Mortgage rates held more or less flat during the week ended April 12, with the average rate for a 30-year fixed-rate mortgage (FRM) at 4.42%, up slightly from 4.40% the previous week, according to Freddie Mac’s Primary Mortgage Market Survey.
A year ago at this time, the 30-year FRM averaged 4.08%.
Except for a slight dip the previous week, rates have basically stayed flat for the past three weeks.
The average rate for a 15-year FRM was 3.87%, same as the previous week. A year ago at this time, the 15-year FRM averaged 3.34%.
The average rate for a five-year Treasury-indexed hybrid adjustable-rate mortgage (ARM) was 3.61%, down slightly from 3.62% the previous week. A year ago at this time, the five-year ARM averaged 3.18%.

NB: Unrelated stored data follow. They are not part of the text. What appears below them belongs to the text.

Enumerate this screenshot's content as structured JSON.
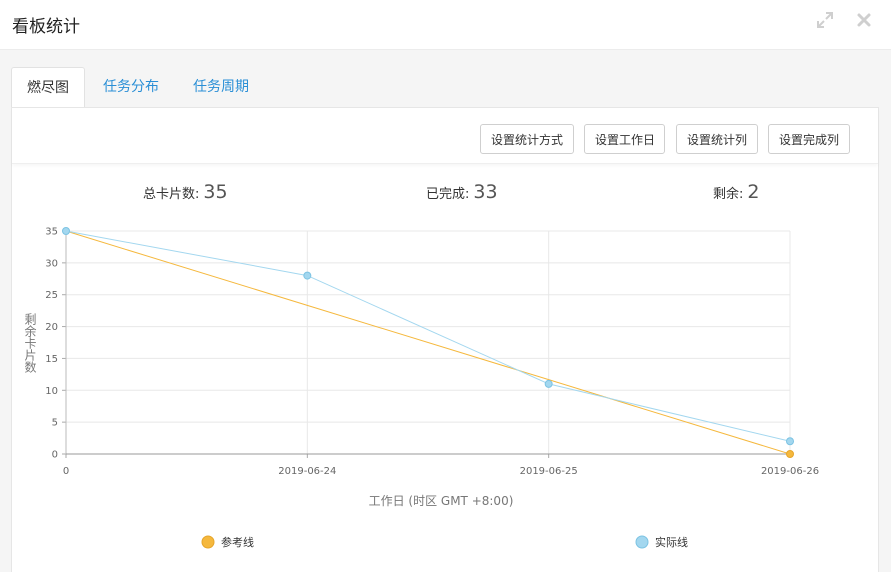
{
  "window": {
    "title": "看板统计"
  },
  "tabs": [
    {
      "label": "燃尽图",
      "active": true
    },
    {
      "label": "任务分布",
      "active": false
    },
    {
      "label": "任务周期",
      "active": false
    }
  ],
  "toolbar": {
    "buttons": [
      "设置统计方式",
      "设置工作日",
      "设置统计列",
      "设置完成列"
    ]
  },
  "stats": {
    "total_label": "总卡片数:",
    "total": "35",
    "done_label": "已完成:",
    "done": "33",
    "remaining_label": "剩余:",
    "remaining": "2"
  },
  "colors": {
    "accent": "#2a8fd6",
    "reference": "#f5b83d",
    "actual": "#a3d7ef"
  },
  "chart_data": {
    "type": "line",
    "categories": [
      "0",
      "2019-06-24",
      "2019-06-25",
      "2019-06-26"
    ],
    "series": [
      {
        "name": "参考线",
        "values": [
          35,
          23.33,
          11.67,
          0
        ],
        "color": "#f5b83d"
      },
      {
        "name": "实际线",
        "values": [
          35,
          28,
          11,
          2
        ],
        "color": "#a3d7ef"
      }
    ],
    "xlabel": "工作日 (时区 GMT +8:00)",
    "ylabel": "剩余卡片数",
    "ylim": [
      0,
      35
    ],
    "yticks": [
      0,
      5,
      10,
      15,
      20,
      25,
      30,
      35
    ],
    "grid": true,
    "legend_position": "bottom"
  }
}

“Mortgage rates have been holding steady over the past two months,” says Len Kiefer, deputy chief economist for Freddie Mac, in a statement. “The U.S. weekly average 30-year fixed mortgage rate was 4.42 percent in this week’s survey.”
“Rates have bounced around 4.4 percent since mid-February,” Kiefer says. “Rates could break out and head higher if inflation continues to firm. The U.S. Bureau of Labor Statistics reported this week that the Consumer Price Index increased 2.4 percent over the 12 months ending in March, the largest 12-month increase in a year. Members of the Federal Reserve’s Federal Open Market Committee are looking at inflation indicators to help determine the appropriate path for policy.
“If inflation continues to trend higher, we may see two or three more rate hikes from the Fed this year, and mortgage rates could follow,” he adds. “For now, mortgage rates are still quite low by historical standards, helping to support homebuyer affordability as the spring home buying season ramps up.”